Girl’s rock; girls rock; girls’ rocks. There’s an Eats, Shoots and Leaves book in there somewhere about engagement rings, female empowerment or the window display of Boodles.

As you will have noticed in Professional Jeweller’s July issue and in our online newsletters we have been taking a closer look at women in the jewellery industry, trying to work out why it is only in recent years that they have become managing directors, infiltrating board rooms typically dominated by men.


In many ways the jewellery business is no different to any other major British industry in that, until the 1960s, women stayed home, and men went out to work. But that was half a century ago, and it would seem only natural that a market with design and creativity at one end and retail expertise at the other would have evolved into a fortress for female executives by now. But it isn’t there yet.

Even in the past few years, almost 60% of people in the Professional Jeweller Hot 100 have been men. The percentage is even higher in the Business Big Shots category. It appears that women have found it as hard to break through the glass ceiling in the jewellery business as they have in other major industries.

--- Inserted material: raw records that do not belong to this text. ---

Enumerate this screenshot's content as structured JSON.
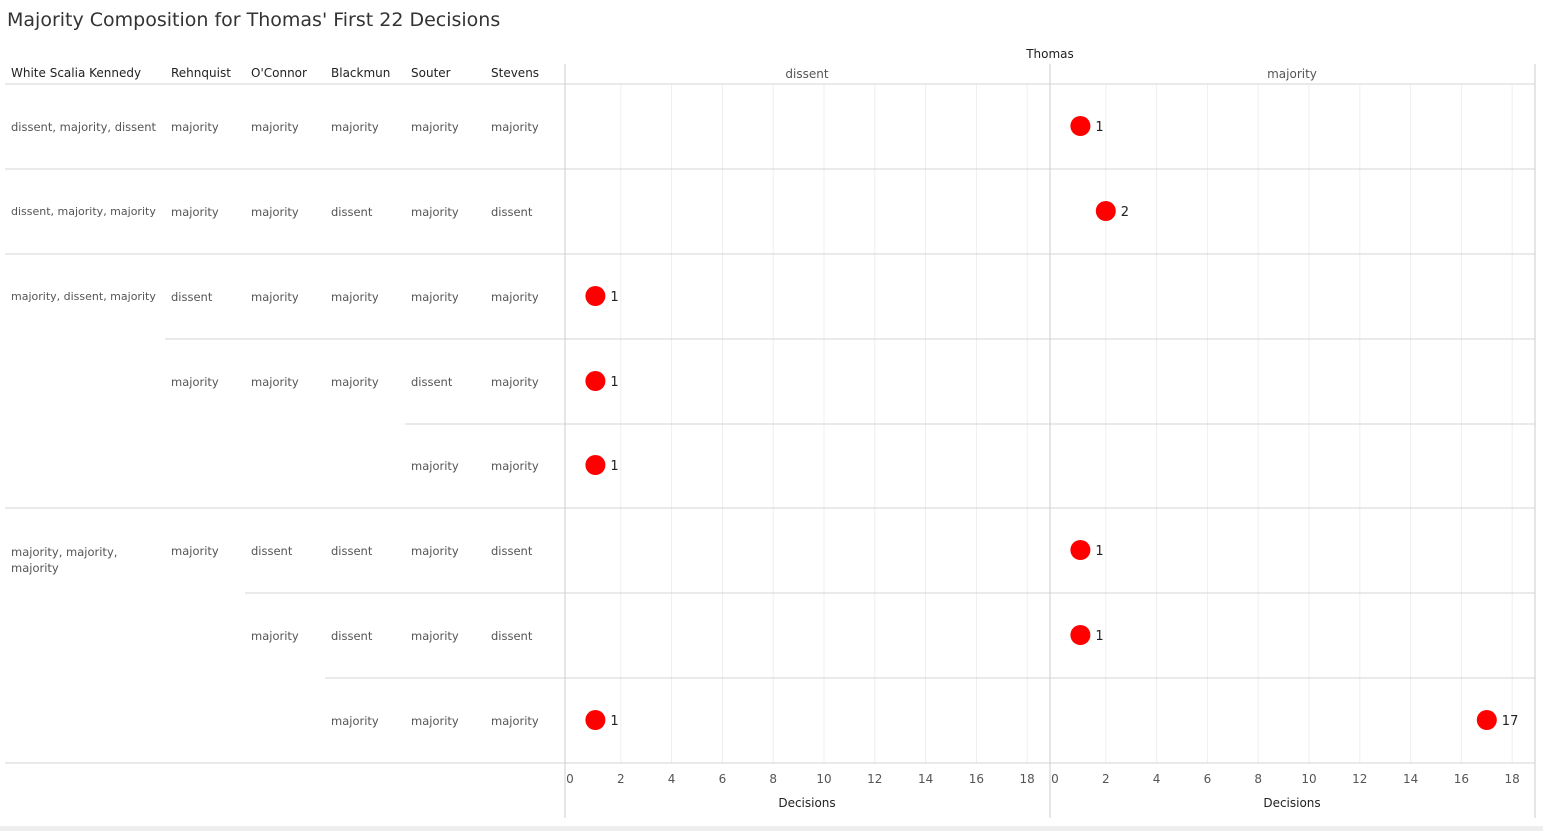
{
  "title": "Majority Composition for Thomas' First 22 Decisions",
  "row_headers": [
    "White Scalia Kennedy",
    "Rehnquist",
    "O'Connor",
    "Blackmun",
    "Souter",
    "Stevens"
  ],
  "rows": [
    {
      "wsk": "dissent, majority, dissent",
      "rehnquist": "majority",
      "oconnor": "majority",
      "blackmun": "majority",
      "souter": "majority",
      "stevens": "majority"
    },
    {
      "wsk": "dissent, majority, majority",
      "rehnquist": "majority",
      "oconnor": "majority",
      "blackmun": "dissent",
      "souter": "majority",
      "stevens": "dissent"
    },
    {
      "wsk": "majority, dissent, majority",
      "rehnquist": "dissent",
      "oconnor": "majority",
      "blackmun": "majority",
      "souter": "majority",
      "stevens": "majority"
    },
    {
      "wsk": "",
      "rehnquist": "majority",
      "oconnor": "majority",
      "blackmun": "majority",
      "souter": "dissent",
      "stevens": "majority"
    },
    {
      "wsk": "",
      "rehnquist": "",
      "oconnor": "",
      "blackmun": "",
      "souter": "majority",
      "stevens": "majority"
    },
    {
      "wsk": "majority, majority, majority",
      "rehnquist": "majority",
      "oconnor": "dissent",
      "blackmun": "dissent",
      "souter": "majority",
      "stevens": "dissent"
    },
    {
      "wsk": "",
      "rehnquist": "",
      "oconnor": "majority",
      "blackmun": "dissent",
      "souter": "majority",
      "stevens": "dissent"
    },
    {
      "wsk": "",
      "rehnquist": "",
      "oconnor": "",
      "blackmun": "majority",
      "souter": "majority",
      "stevens": "majority"
    }
  ],
  "chart_data": {
    "type": "scatter",
    "title": "Majority Composition for Thomas' First 22 Decisions",
    "column_header": "Thomas",
    "panels": [
      "dissent",
      "majority"
    ],
    "xlabel": "Decisions",
    "xlim": [
      0,
      19
    ],
    "ticks": [
      0,
      2,
      4,
      6,
      8,
      10,
      12,
      14,
      16,
      18
    ],
    "grid": true,
    "mark_color": "#ff0000",
    "points": [
      {
        "row": 0,
        "panel": "majority",
        "value": 1
      },
      {
        "row": 1,
        "panel": "majority",
        "value": 2
      },
      {
        "row": 2,
        "panel": "dissent",
        "value": 1
      },
      {
        "row": 3,
        "panel": "dissent",
        "value": 1
      },
      {
        "row": 4,
        "panel": "dissent",
        "value": 1
      },
      {
        "row": 5,
        "panel": "majority",
        "value": 1
      },
      {
        "row": 6,
        "panel": "majority",
        "value": 1
      },
      {
        "row": 7,
        "panel": "dissent",
        "value": 1
      },
      {
        "row": 7,
        "panel": "majority",
        "value": 17
      }
    ]
  }
}
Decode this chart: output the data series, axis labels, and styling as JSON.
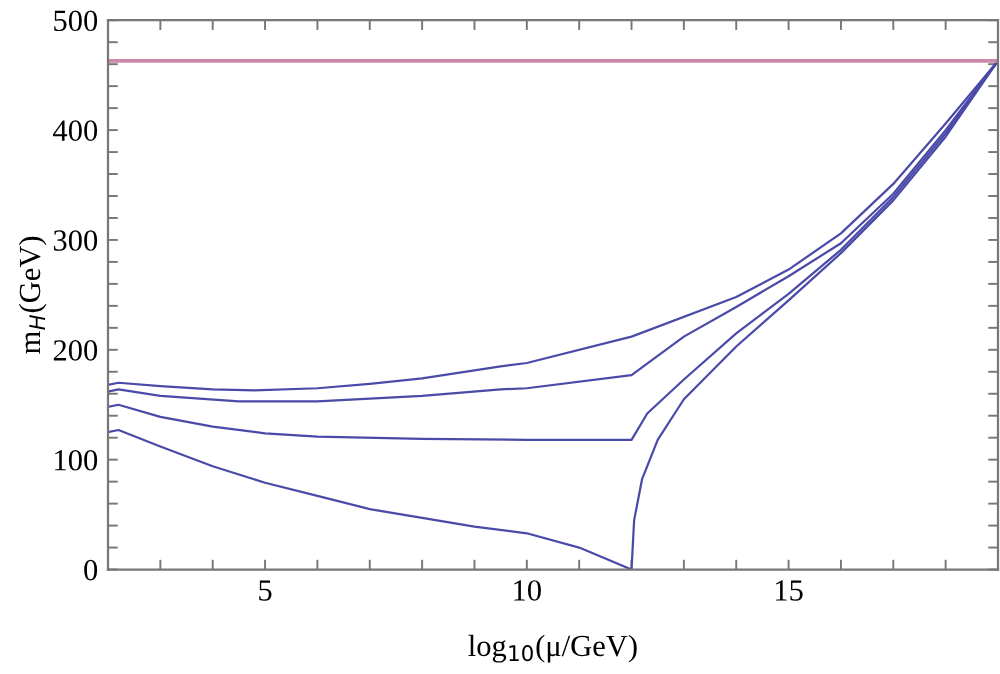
{
  "chart_data": {
    "type": "line",
    "xlabel": "log$_{10}$(μ/GeV)",
    "ylabel": "m$_{H}$(GeV)",
    "xlim": [
      2,
      19
    ],
    "ylim": [
      0,
      500
    ],
    "xticks": [
      {
        "value": 2,
        "label": null
      },
      {
        "value": 3,
        "label": null
      },
      {
        "value": 4,
        "label": null
      },
      5,
      {
        "value": 6,
        "label": null
      },
      {
        "value": 7,
        "label": null
      },
      {
        "value": 8,
        "label": null
      },
      {
        "value": 9,
        "label": null
      },
      10,
      {
        "value": 11,
        "label": null
      },
      {
        "value": 12,
        "label": null
      },
      {
        "value": 13,
        "label": null
      },
      {
        "value": 14,
        "label": null
      },
      15,
      {
        "value": 16,
        "label": null
      },
      {
        "value": 17,
        "label": null
      },
      {
        "value": 18,
        "label": null
      },
      {
        "value": 19,
        "label": null
      }
    ],
    "yticks": [
      0,
      {
        "value": 20,
        "label": null
      },
      {
        "value": 40,
        "label": null
      },
      {
        "value": 60,
        "label": null
      },
      {
        "value": 80,
        "label": null
      },
      100,
      {
        "value": 120,
        "label": null
      },
      {
        "value": 140,
        "label": null
      },
      {
        "value": 160,
        "label": null
      },
      {
        "value": 180,
        "label": null
      },
      200,
      {
        "value": 220,
        "label": null
      },
      {
        "value": 240,
        "label": null
      },
      {
        "value": 260,
        "label": null
      },
      {
        "value": 280,
        "label": null
      },
      300,
      {
        "value": 320,
        "label": null
      },
      {
        "value": 340,
        "label": null
      },
      {
        "value": 360,
        "label": null
      },
      {
        "value": 380,
        "label": null
      },
      400,
      {
        "value": 420,
        "label": null
      },
      {
        "value": 440,
        "label": null
      },
      {
        "value": 460,
        "label": null
      },
      {
        "value": 480,
        "label": null
      },
      500
    ],
    "marker": "none",
    "line_style": "solid",
    "series": [
      {
        "color": "#4a4aa8",
        "x": [
          2,
          2.2,
          3,
          4,
          4.8,
          6,
          7,
          8,
          9.5,
          10,
          12,
          14,
          15,
          16,
          17,
          18,
          19
        ],
        "values": [
          168,
          170,
          167,
          164,
          163,
          165,
          169,
          174,
          185,
          188,
          212,
          248,
          273,
          306,
          351,
          406,
          463
        ]
      },
      {
        "color": "#4a4aa8",
        "x": [
          2,
          2.2,
          3,
          4.5,
          6,
          8,
          9.5,
          10,
          12,
          13,
          14,
          15,
          16,
          17,
          18,
          19
        ],
        "values": [
          162,
          164,
          158,
          153,
          153,
          158,
          164,
          165,
          177,
          212,
          239,
          267,
          297,
          342,
          400,
          463
        ]
      },
      {
        "color": "#4a4aa8",
        "x": [
          2,
          2.2,
          3,
          4,
          5,
          6,
          8,
          10,
          12,
          12.3,
          13,
          14,
          15,
          16,
          17,
          18,
          19
        ],
        "values": [
          148,
          150,
          139,
          130,
          124,
          121,
          119,
          118,
          118,
          142,
          173,
          215,
          251,
          291,
          339,
          397,
          463
        ]
      },
      {
        "color": "#4a4aa8",
        "x": [
          2,
          2.2,
          3,
          4,
          5,
          6,
          7,
          8,
          9,
          10,
          11,
          12,
          12.05,
          12.2,
          12.5,
          13,
          14,
          15,
          16,
          17,
          18,
          19
        ],
        "values": [
          125,
          127,
          112,
          94,
          79,
          67,
          55,
          47,
          39,
          33,
          20,
          0,
          45,
          82,
          118,
          155,
          203,
          245,
          288,
          336,
          394,
          463
        ]
      }
    ],
    "ref_lines": [
      {
        "axis": "y",
        "value": 463,
        "color": "#cc88aa"
      }
    ]
  }
}
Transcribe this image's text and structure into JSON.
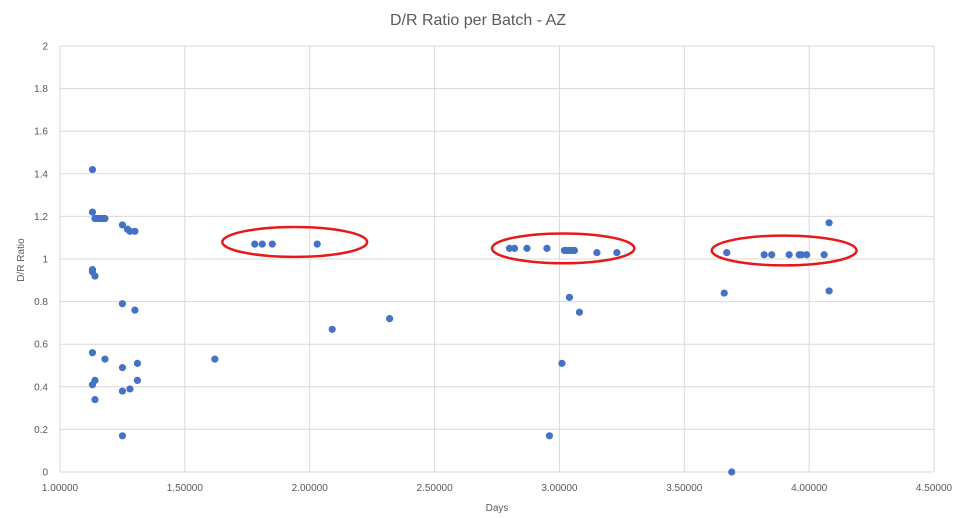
{
  "chart_data": {
    "type": "scatter",
    "title": "D/R Ratio per Batch - AZ",
    "xlabel": "Days",
    "ylabel": "D/R Ratio",
    "xlim": [
      1.0,
      4.5
    ],
    "ylim": [
      0,
      2
    ],
    "x_ticks": [
      1.0,
      1.5,
      2.0,
      2.5,
      3.0,
      3.5,
      4.0,
      4.5
    ],
    "x_tick_labels": [
      "1.00000",
      "1.50000",
      "2.00000",
      "2.50000",
      "3.00000",
      "3.50000",
      "4.00000",
      "4.50000"
    ],
    "y_ticks": [
      0,
      0.2,
      0.4,
      0.6,
      0.8,
      1,
      1.2,
      1.4,
      1.6,
      1.8,
      2
    ],
    "y_tick_labels": [
      "0",
      "0.2",
      "0.4",
      "0.6",
      "0.8",
      "1",
      "1.2",
      "1.4",
      "1.6",
      "1.8",
      "2"
    ],
    "grid": "vertical and horizontal",
    "marker_color": "#4472C4",
    "series": [
      {
        "points": [
          [
            1.13,
            1.42
          ],
          [
            1.13,
            1.22
          ],
          [
            1.14,
            1.19
          ],
          [
            1.15,
            1.19
          ],
          [
            1.16,
            1.19
          ],
          [
            1.17,
            1.19
          ],
          [
            1.18,
            1.19
          ],
          [
            1.13,
            0.95
          ],
          [
            1.13,
            0.94
          ],
          [
            1.14,
            0.92
          ],
          [
            1.13,
            0.56
          ],
          [
            1.18,
            0.53
          ],
          [
            1.14,
            0.43
          ],
          [
            1.13,
            0.41
          ],
          [
            1.14,
            0.34
          ],
          [
            1.25,
            1.16
          ],
          [
            1.27,
            1.14
          ],
          [
            1.28,
            1.13
          ],
          [
            1.3,
            1.13
          ],
          [
            1.25,
            0.79
          ],
          [
            1.3,
            0.76
          ],
          [
            1.31,
            0.51
          ],
          [
            1.25,
            0.49
          ],
          [
            1.31,
            0.43
          ],
          [
            1.25,
            0.38
          ],
          [
            1.28,
            0.39
          ],
          [
            1.25,
            0.17
          ],
          [
            1.62,
            0.53
          ],
          [
            1.78,
            1.07
          ],
          [
            1.81,
            1.07
          ],
          [
            1.85,
            1.07
          ],
          [
            2.03,
            1.07
          ],
          [
            2.09,
            0.67
          ],
          [
            2.32,
            0.72
          ],
          [
            2.8,
            1.05
          ],
          [
            2.82,
            1.05
          ],
          [
            2.87,
            1.05
          ],
          [
            2.95,
            1.05
          ],
          [
            3.02,
            1.04
          ],
          [
            3.03,
            1.04
          ],
          [
            3.04,
            1.04
          ],
          [
            3.05,
            1.04
          ],
          [
            3.06,
            1.04
          ],
          [
            3.15,
            1.03
          ],
          [
            3.23,
            1.03
          ],
          [
            3.04,
            0.82
          ],
          [
            3.08,
            0.75
          ],
          [
            3.01,
            0.51
          ],
          [
            2.96,
            0.17
          ],
          [
            3.67,
            1.03
          ],
          [
            3.66,
            0.84
          ],
          [
            3.69,
            0.0
          ],
          [
            3.82,
            1.02
          ],
          [
            3.85,
            1.02
          ],
          [
            3.92,
            1.02
          ],
          [
            3.96,
            1.02
          ],
          [
            3.97,
            1.02
          ],
          [
            3.99,
            1.02
          ],
          [
            4.06,
            1.02
          ],
          [
            4.08,
            1.17
          ],
          [
            4.08,
            0.85
          ]
        ]
      }
    ],
    "annotations": [
      {
        "shape": "ellipse",
        "color": "#E8191A",
        "x_range": [
          1.65,
          2.23
        ],
        "y_center": 1.08,
        "y_half_height": 0.07
      },
      {
        "shape": "ellipse",
        "color": "#E8191A",
        "x_range": [
          2.73,
          3.3
        ],
        "y_center": 1.05,
        "y_half_height": 0.07
      },
      {
        "shape": "ellipse",
        "color": "#E8191A",
        "x_range": [
          3.61,
          4.19
        ],
        "y_center": 1.04,
        "y_half_height": 0.07
      }
    ]
  }
}
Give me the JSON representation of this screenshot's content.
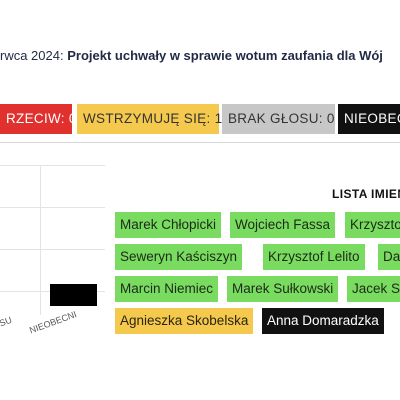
{
  "header": {
    "date_fragment": "rwca 2024",
    "separator": ":",
    "project_title": "Projekt uchwały w sprawie wotum zaufania dla Wój"
  },
  "vote_badges": [
    {
      "label": "RZECIW:",
      "count": "0",
      "color": "#e0312f"
    },
    {
      "label": "WSTRZYMUJĘ SIĘ:",
      "count": "1",
      "color": "#f5c94e"
    },
    {
      "label": "BRAK GŁOSU:",
      "count": "0",
      "color": "#c7c7c7"
    },
    {
      "label": "NIEOBEC",
      "count": "",
      "color": "#111111"
    }
  ],
  "chart_data": {
    "type": "bar",
    "categories": [
      "SU",
      "NIEOBECNI"
    ],
    "values": [
      null,
      1
    ],
    "title": "",
    "xlabel": "",
    "ylabel": ""
  },
  "names_list": {
    "title": "LISTA IMIEN",
    "rows": [
      [
        {
          "name": "Marek Chłopicki",
          "vote": "za"
        },
        {
          "name": "Wojciech Fassa",
          "vote": "za"
        },
        {
          "name": "Krzyszto",
          "vote": "za"
        }
      ],
      [
        {
          "name": "Seweryn Kaściszyn",
          "vote": "za"
        },
        {
          "name": "Krzysztof Lelito",
          "vote": "za"
        },
        {
          "name": "Da",
          "vote": "za"
        }
      ],
      [
        {
          "name": "Marcin Niemiec",
          "vote": "za"
        },
        {
          "name": "Marek Sułkowski",
          "vote": "za"
        },
        {
          "name": "Jacek S",
          "vote": "za"
        }
      ],
      [
        {
          "name": "Agnieszka Skobelska",
          "vote": "wstrzymuje"
        },
        {
          "name": "Anna Domaradzka",
          "vote": "nieobecny"
        }
      ]
    ]
  },
  "colors": {
    "za": "#79dc61",
    "wstrzymuje": "#f5c94e",
    "nieobecny": "#111111"
  }
}
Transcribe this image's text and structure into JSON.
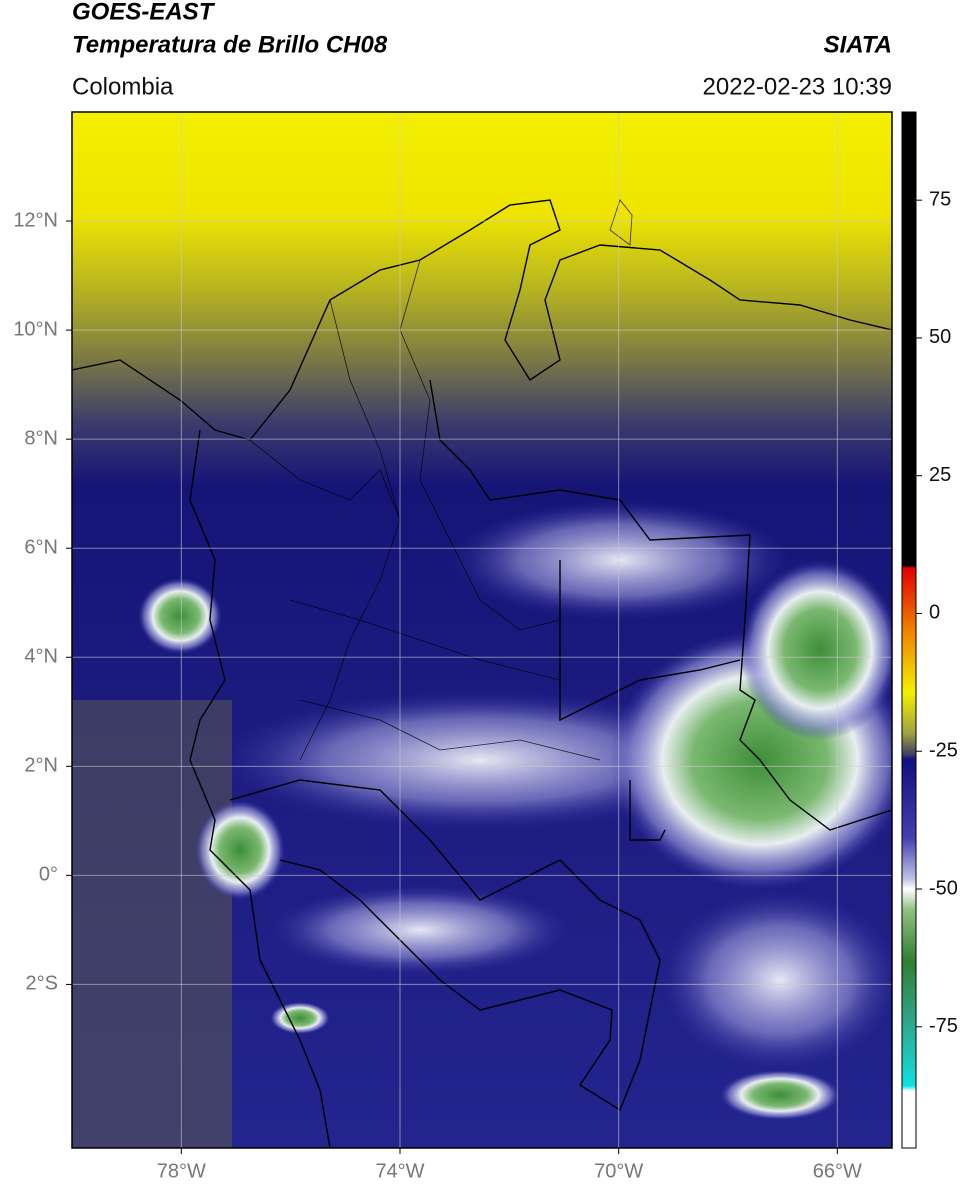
{
  "header": {
    "title": "GOES-EAST",
    "subtitle": "Temperatura de Brillo CH08",
    "source": "SIATA",
    "region": "Colombia",
    "datetime": "2022-02-23 10:39"
  },
  "map": {
    "lon_range": [
      -80,
      -65
    ],
    "lat_range": [
      -5,
      14
    ],
    "lon_ticks": [
      {
        "value": -78,
        "label": "78°W"
      },
      {
        "value": -74,
        "label": "74°W"
      },
      {
        "value": -70,
        "label": "70°W"
      },
      {
        "value": -66,
        "label": "66°W"
      }
    ],
    "lat_ticks": [
      {
        "value": 12,
        "label": "12°N"
      },
      {
        "value": 10,
        "label": "10°N"
      },
      {
        "value": 8,
        "label": "8°N"
      },
      {
        "value": 6,
        "label": "6°N"
      },
      {
        "value": 4,
        "label": "4°N"
      },
      {
        "value": 2,
        "label": "2°N"
      },
      {
        "value": 0,
        "label": "0°"
      },
      {
        "value": -2,
        "label": "2°S"
      }
    ],
    "grid": true
  },
  "colorbar": {
    "range": [
      -97,
      91
    ],
    "ticks": [
      75,
      50,
      25,
      0,
      -25,
      -50,
      -75
    ]
  }
}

Which makes the successes of women we have highlighted recently all the more notable. In total, we celebrated the work of more than 50 women in our July issue, from leading retailers and creative directors through to award-winning graduates, jewellery course leaders and trendsetting designers. But of course we could have added scores more. We girls have grabbed the opportunity to pour our passion for jewellery into our work, and the results are better businesses, happier customers and more fulfilling careers.